Unbeaten WBC light-flyweight champ Kenshiro Teraji (18-0, 10 KOs), 107.25, kept his belt as he displayed his superior speed on hand and foot, winning a unanimous decision (118-109 twice, 119-108) over Tetsuya Hisada (34-11-2, 20 KOs), 108, over twelve fast rounds on Saturday in Osaka, Japan. Teraji floored Hisada with a well-timed overhand right in round two to take the initiative from then on. The referee was Yuji Fukuchi, Japan.

It was a less spectacular contest though the champ making his eighth defense won as expected. It was like a Tom-and-Jerry race with Hisada stalking all the way, while Teraji retreating and circling with some counters to the onrushing challenger.

The officials’ tallies might show a one-sided game, but it wasn’t so but a monotonous accumulation of close rounds, almost all of which went to the less aggressive champ who, however, connected with better precision.

Hisada, formerly a long-time Japanese national titlist, already 36, started well from the outset, winning the first and third rounds on a couple of judges’ scores. But the fleet-footed champ’s left-right combo decked the challenger so early in the second, which deprived Hisada of his rhythm and fight plan in following rounds.

After the fourth, the WBC open scoring system showed Teraji leading on points—38-37 twice and 40-35 all in the champ’s favor. The differences on the tallies would become wider as the contest progressed.

Moving side-to-side and to-and-fro, Teraji, 29, averted nearly all Hisada threw in pursuing the Fancy Dan, who kept jabbing, moving and countering on his safety-first game plan.

The tallies announced after the eighth clearly proved it’s Kenshiro’s game—78-72 twice and 79-72. It also proved that Hisada wouldn’t be victorious unless he should score a come-from-behind knockout in any of the last four sessions.

It appeared the delayed runner attempted to fully exert himself to catch up with the frontrunner by a mile in the marathon race.
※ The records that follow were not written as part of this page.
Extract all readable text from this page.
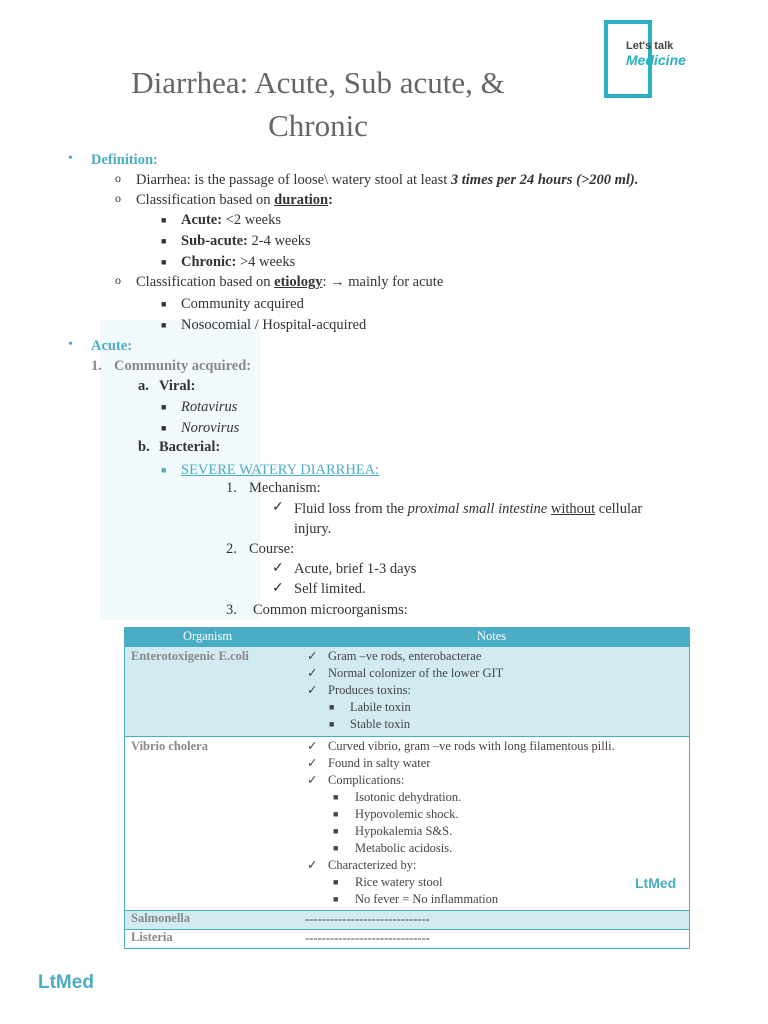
Let's talk
Medicine
Diarrhea: Acute, Sub acute, &
Chronic
• Definition:
o Diarrhea: is the passage of loose\ watery stool at least 3 times per 24 hours (>200 ml).
o Classification based on duration:
■ Acute: <2 weeks
■ Sub-acute: 2-4 weeks
■ Chronic: >4 weeks
o Classification based on etiology: → mainly for acute
■ Community acquired
■ Nosocomial / Hospital-acquired
• Acute:
1. Community acquired:
a. Viral:
■ Rotavirus
■ Norovirus
b. Bacterial:
■ SEVERE WATERY DIARRHEA:
1. Mechanism:
✓ Fluid loss from the proximal small intestine without cellular
injury.
2. Course:
✓ Acute, brief 1-3 days
✓ Self limited.
3. Common microorganisms:
Organism	Notes
Enterotoxigenic E.coli	✓ Gram –ve rods, enterobacterae
✓ Normal colonizer of the lower GIT
✓ Produces toxins:
■ Labile toxin
■ Stable toxin
Vibrio cholera	✓ Curved vibrio, gram –ve rods with long filamentous pilli.
✓ Found in salty water
✓ Complications:
■ Isotonic dehydration.
■ Hypovolemic shock.
■ Hypokalemia S&S.
■ Metabolic acidosis.
✓ Characterized by:
■ Rice watery stool
■ No fever = No inflammation
LtMed
Salmonella	------------------------------
Listeria	------------------------------
LtMed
The last four sessions saw Hisada seldom land any effective shots to the champ still floating like a butterfly. It was revealed–after the fight–that Hisada suffered an optical accident upon his second-round visit to the deck that unfortunately caused a double vision thereafter.

Teraji, in the last four rounds, connected well with a few jabs, uppercuts and right crosses despite his energy-saving strategy. Hisada, though throwing much more blows, hit only the air. The champ swept all with ease down the stretch.

Originally slated on December 19, this contest had to be re-scheduled four months later because of the champ Teraji’s unsocial misdemeanor that he had destroyed a stranger’s car while he was heavily intoxicated. Though he proved he could punch, he was eventually suspended for three months and fined some 30,000 USD by the Japan Boxing Commission (JBC).

Kenshiro apologized for his previous scandal on the ring. “I deeply sorry to have badly bothered people concerned as well as Hisada.

Now that he sincerely reflected on his unpleasant affair, he will not do it again.

The crestfallen loser said in the dressing room, “I will hang up gloves for good. I have done all with my best efforts. I simply appreciate warm supports by my people and my family.” He was truly a game warrior.

Another winner might be the promoter Masato Yamashita of Shinsei Promotions. Our government just declared a state of emergency to avert the nationwide infection of the COVID-19 from Sunday to May 11—for the third time. Just a day prior to the declaration, he could breathlessly have this event done as scheduled—with some 2,200 spectators in attendance. It was the very first world title contest staged here in Japan this year.